Intro
The first thing to notice is that the documents probably have different _id values, so the problem then becomes, “who is inserting duplicates??”.
If you’re running logstash, some things to look at include:
- duplicate input{} stanzas
- duplicate output{} stanzas
- two logstash processes running
- bad file glob patterns
- bad broker configuration
Duplicate Stanzas
Most people aren’t silly enough to deliberately create duplicate input or output stanzas, but there are still easy ways for them to occur:
- a logstash config file you’ve forgotten (00-mytest.conf)

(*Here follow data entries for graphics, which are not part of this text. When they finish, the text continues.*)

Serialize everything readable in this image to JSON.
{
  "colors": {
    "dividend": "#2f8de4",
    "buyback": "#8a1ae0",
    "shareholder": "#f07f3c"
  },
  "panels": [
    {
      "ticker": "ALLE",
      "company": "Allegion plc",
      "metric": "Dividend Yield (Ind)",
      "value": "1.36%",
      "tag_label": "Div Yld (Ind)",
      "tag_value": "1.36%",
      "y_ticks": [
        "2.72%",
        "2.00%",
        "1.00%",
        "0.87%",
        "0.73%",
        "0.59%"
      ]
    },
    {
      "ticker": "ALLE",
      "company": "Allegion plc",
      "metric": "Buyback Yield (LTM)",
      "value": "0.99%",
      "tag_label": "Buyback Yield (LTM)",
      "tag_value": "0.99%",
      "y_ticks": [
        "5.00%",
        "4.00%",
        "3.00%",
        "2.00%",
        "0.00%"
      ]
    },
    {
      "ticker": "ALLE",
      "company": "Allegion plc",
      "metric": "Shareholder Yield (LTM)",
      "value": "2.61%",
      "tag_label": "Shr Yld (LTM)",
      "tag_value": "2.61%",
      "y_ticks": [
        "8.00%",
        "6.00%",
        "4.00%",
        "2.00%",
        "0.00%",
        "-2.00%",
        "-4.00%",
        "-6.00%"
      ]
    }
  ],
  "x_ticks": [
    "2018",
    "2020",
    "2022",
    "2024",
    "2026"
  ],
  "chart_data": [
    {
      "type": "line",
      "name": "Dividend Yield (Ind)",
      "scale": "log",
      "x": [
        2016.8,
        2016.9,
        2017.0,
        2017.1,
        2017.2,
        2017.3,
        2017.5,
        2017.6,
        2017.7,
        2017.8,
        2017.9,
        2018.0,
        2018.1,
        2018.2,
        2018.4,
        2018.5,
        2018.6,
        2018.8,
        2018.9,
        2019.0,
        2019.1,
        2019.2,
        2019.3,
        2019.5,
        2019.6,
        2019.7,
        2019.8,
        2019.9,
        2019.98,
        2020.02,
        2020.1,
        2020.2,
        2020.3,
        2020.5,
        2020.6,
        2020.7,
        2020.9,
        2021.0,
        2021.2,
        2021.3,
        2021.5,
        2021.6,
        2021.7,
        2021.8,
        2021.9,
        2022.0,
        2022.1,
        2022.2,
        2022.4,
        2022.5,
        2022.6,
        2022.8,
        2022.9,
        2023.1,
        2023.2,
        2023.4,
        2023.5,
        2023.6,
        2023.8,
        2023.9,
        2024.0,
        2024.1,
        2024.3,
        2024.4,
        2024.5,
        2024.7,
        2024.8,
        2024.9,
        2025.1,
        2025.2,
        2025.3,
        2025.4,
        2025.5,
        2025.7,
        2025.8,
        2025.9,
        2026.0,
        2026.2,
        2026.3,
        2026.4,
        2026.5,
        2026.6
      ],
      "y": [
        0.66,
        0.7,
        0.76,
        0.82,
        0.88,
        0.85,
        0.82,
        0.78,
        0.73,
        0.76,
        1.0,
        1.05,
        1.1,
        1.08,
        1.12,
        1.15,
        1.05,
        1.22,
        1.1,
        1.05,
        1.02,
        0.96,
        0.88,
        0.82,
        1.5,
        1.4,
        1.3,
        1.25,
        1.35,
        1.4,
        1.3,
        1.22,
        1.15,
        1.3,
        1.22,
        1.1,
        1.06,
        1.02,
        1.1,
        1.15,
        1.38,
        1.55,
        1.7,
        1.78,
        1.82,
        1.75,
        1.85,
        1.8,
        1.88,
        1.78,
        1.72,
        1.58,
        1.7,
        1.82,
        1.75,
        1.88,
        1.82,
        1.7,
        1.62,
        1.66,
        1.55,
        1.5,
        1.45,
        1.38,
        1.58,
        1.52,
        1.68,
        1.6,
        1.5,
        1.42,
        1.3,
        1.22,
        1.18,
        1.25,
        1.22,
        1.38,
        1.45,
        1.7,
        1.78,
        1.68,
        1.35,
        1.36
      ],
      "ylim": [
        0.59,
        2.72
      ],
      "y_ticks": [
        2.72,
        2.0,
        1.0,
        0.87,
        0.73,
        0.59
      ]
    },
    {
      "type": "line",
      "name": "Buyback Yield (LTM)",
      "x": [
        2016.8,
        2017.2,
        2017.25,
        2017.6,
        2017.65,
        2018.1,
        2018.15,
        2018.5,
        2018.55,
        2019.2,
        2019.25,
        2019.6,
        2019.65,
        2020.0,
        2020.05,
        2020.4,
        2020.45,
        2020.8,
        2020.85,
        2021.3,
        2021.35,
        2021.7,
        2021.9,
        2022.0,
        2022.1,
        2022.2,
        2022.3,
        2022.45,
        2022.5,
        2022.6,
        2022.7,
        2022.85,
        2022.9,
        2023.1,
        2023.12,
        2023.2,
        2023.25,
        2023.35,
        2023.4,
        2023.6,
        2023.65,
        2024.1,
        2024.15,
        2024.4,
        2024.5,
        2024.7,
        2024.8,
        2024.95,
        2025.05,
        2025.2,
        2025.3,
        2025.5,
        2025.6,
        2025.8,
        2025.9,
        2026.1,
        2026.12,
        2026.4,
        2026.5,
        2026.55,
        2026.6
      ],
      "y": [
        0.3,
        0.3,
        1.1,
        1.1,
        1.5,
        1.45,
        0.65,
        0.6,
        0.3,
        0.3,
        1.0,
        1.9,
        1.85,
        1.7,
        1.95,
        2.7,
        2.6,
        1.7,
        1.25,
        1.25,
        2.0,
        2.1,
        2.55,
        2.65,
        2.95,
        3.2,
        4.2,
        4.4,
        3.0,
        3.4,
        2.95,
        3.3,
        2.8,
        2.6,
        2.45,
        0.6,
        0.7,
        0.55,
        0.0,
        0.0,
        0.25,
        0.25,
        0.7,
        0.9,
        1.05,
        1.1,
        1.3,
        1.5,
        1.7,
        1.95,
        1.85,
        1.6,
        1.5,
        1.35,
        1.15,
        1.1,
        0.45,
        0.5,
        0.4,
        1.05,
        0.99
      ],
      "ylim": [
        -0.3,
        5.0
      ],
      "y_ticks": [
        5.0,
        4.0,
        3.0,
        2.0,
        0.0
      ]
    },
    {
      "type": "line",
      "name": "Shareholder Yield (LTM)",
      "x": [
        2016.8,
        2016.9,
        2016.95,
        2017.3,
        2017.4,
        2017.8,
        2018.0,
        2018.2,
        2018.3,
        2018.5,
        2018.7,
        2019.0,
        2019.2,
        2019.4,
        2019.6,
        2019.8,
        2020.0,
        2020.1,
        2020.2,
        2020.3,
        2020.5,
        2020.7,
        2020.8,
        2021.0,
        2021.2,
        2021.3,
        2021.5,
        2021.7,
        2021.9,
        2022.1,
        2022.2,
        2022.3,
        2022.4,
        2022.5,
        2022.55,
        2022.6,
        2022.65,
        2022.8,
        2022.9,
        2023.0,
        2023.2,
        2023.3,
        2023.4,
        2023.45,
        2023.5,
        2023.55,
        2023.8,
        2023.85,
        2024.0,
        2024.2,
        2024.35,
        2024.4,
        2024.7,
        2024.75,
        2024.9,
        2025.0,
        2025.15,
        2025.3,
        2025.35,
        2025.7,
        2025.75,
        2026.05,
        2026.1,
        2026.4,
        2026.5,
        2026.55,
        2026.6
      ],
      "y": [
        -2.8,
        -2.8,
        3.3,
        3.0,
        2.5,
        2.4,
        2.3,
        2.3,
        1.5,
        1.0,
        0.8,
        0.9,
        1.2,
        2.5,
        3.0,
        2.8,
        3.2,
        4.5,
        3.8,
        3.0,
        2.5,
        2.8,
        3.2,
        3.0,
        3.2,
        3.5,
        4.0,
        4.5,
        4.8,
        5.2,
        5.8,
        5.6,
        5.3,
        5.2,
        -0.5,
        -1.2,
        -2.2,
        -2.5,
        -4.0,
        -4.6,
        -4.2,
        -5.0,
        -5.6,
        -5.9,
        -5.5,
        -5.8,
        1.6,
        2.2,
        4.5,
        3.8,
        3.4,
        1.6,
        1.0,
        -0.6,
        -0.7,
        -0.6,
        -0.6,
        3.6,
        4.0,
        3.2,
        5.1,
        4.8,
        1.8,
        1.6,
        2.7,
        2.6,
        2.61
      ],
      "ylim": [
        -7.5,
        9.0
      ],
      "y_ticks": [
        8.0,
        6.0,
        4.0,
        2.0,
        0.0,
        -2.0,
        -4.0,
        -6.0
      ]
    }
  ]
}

- a backup file (00-input.conf.bak)
Remember that logstash will read in all the files it finds in your configuration directory!
Multiple Processes
Sometimes your shutdown script may not work, leaving you with two copies of your shipper running. Check it with ‘ps’ and kill off the older one.
File Globs
If your file glob pattern is fairly open (e.g. “*”), you might be picking up files that have been rotated (“foo.log” and “foo.log.00”).
Logstash-forwarder sets a ‘file’ field that you can check in this case.
If you’ve enabled _timestamp in elasticsearch, it will show you when each of the duplicates was indexed, which might give you a clue.
Brokers
As for brokers, if you have multiple logstash indexers trying to read from the same broker without some locking mechanism, it might cause problems.